The challenging rescue operation, involving manual drilling and extensive efforts by the rescue teams, marks a significant breakthrough in the ongoing mission to bring all the trapped workers to safety.
Designated as "rat miners," these laborers, deployed after machinery failures, displayed commendable progress overnight as they manually drilled through rocks and gravel.
Despite challenges in digging a tunnel using machinery, the "rat miners" demonstrated their expertise in this primitive but effective method, reminiscent of burrowing rats.
A 41-bed separate ward has been readied at the Community Health Centre in Chinyalisaur for Silkyara tunnel evacuees and 41 ambulances were waiting outside the tunnel to rush them there.

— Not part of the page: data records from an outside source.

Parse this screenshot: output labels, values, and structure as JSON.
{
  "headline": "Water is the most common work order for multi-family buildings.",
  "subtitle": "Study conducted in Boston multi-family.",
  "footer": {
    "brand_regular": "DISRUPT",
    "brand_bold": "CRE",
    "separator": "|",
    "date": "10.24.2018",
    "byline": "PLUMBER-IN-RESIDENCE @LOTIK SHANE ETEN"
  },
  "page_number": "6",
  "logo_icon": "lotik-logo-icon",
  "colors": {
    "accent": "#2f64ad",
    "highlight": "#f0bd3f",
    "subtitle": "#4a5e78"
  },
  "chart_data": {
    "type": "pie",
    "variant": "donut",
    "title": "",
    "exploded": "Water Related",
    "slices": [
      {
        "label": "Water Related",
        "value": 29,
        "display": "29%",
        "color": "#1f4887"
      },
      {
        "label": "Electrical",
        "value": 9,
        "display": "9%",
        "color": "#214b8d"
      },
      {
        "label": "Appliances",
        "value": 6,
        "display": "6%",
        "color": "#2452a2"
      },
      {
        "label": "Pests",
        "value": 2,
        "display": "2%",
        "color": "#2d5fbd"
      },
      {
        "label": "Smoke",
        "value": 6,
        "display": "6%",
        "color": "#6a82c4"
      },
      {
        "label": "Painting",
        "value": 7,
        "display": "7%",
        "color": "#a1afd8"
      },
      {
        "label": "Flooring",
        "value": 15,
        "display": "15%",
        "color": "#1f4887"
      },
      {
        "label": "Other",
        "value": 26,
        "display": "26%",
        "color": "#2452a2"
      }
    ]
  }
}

An iron mesh which came in the way of the auger machine drilling through the rubble at Silkyara tunnel to create an escape passage for the trapped workers was also removed.
Former advisor to the prime minister's office Bhaskar Khulbe said it took about six hours to cut the iron mesh.
According to rescue teams, the operation involved drilling through the debris to push wide pipes for the trapped workers to walk out through. The auger machine, which drills through about 3 metres of debris in an hour, had earlier hit a metal obstruction.
The workers were trapped since November 12, when the under-construction tunnel from Silkyara to Barkot got blocked due to debris falling in a 60-meter stretch on the Silkyara side.
The collapsed tunnel is a section of the ambitious $1.5 billion Char Dham highway project, envisioned by Prime Minister Narendra Modi to connect four Hindu pilgrimage sites through an extensive network of roads spanning 890 km.
While the cause of the cave-in remains undisclosed, the region's susceptibility to landslides, earthquakes, and floods underscores the inherent risks associated with such large-scale infrastructure projects.